Foto: Bruno Santos/Folhapress/Arquivo
Casas sem saneamento em Macapá, em bairro de palafitas 13 de agosto de 2022 | 07:09

PPPs de saneamento devem bater recorde em 2022, dois anos após novo marco legal

economia

Dois anos após a aprovação do novo marco legal do saneamento e depois do período mais sensível da pandemia, o mercado começa a sentir o reflexo no destravamento de novas PPPs (parcerias público-privadas) envolvendo água, esgoto e resíduos sólidos.
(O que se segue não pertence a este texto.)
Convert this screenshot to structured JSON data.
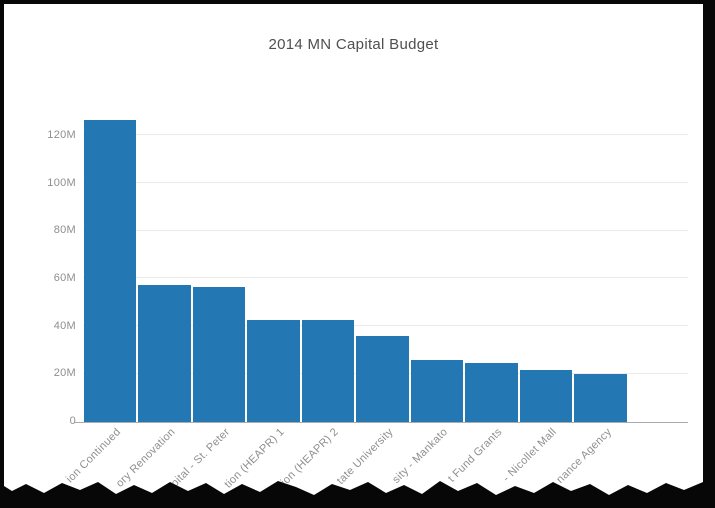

Segundo levantamento exclusivo solicitado pela Folha à consultoria Radar PPP, para este ano, há 57 PPPs entre as etapas de consulta pública iniciada e licitação encerrada, o que faria de 2022 o ano com a maior quantidade de contratos assinados na série histórica, iniciada em 2016.

Esses 57 projetos estão em fase mais adiantada e possuem uma maior probabilidade de serem assinados ainda neste ano. Se apenas 18 desses 57 virarem contratos neste ano, já se chegará ao recorde histórico, ao se somar os 12 contratos já iniciados em 2022.

Ainda que os reflexos do novo marco legal do saneamento possam não estar plenamente internalizados pelos entes públicos e pelo mercado, é fato que há uma expansão de iniciativas em água, esgoto e resíduos sólidos, avalia Frederico Ribeiro, sócio da consultoria Radar PPP.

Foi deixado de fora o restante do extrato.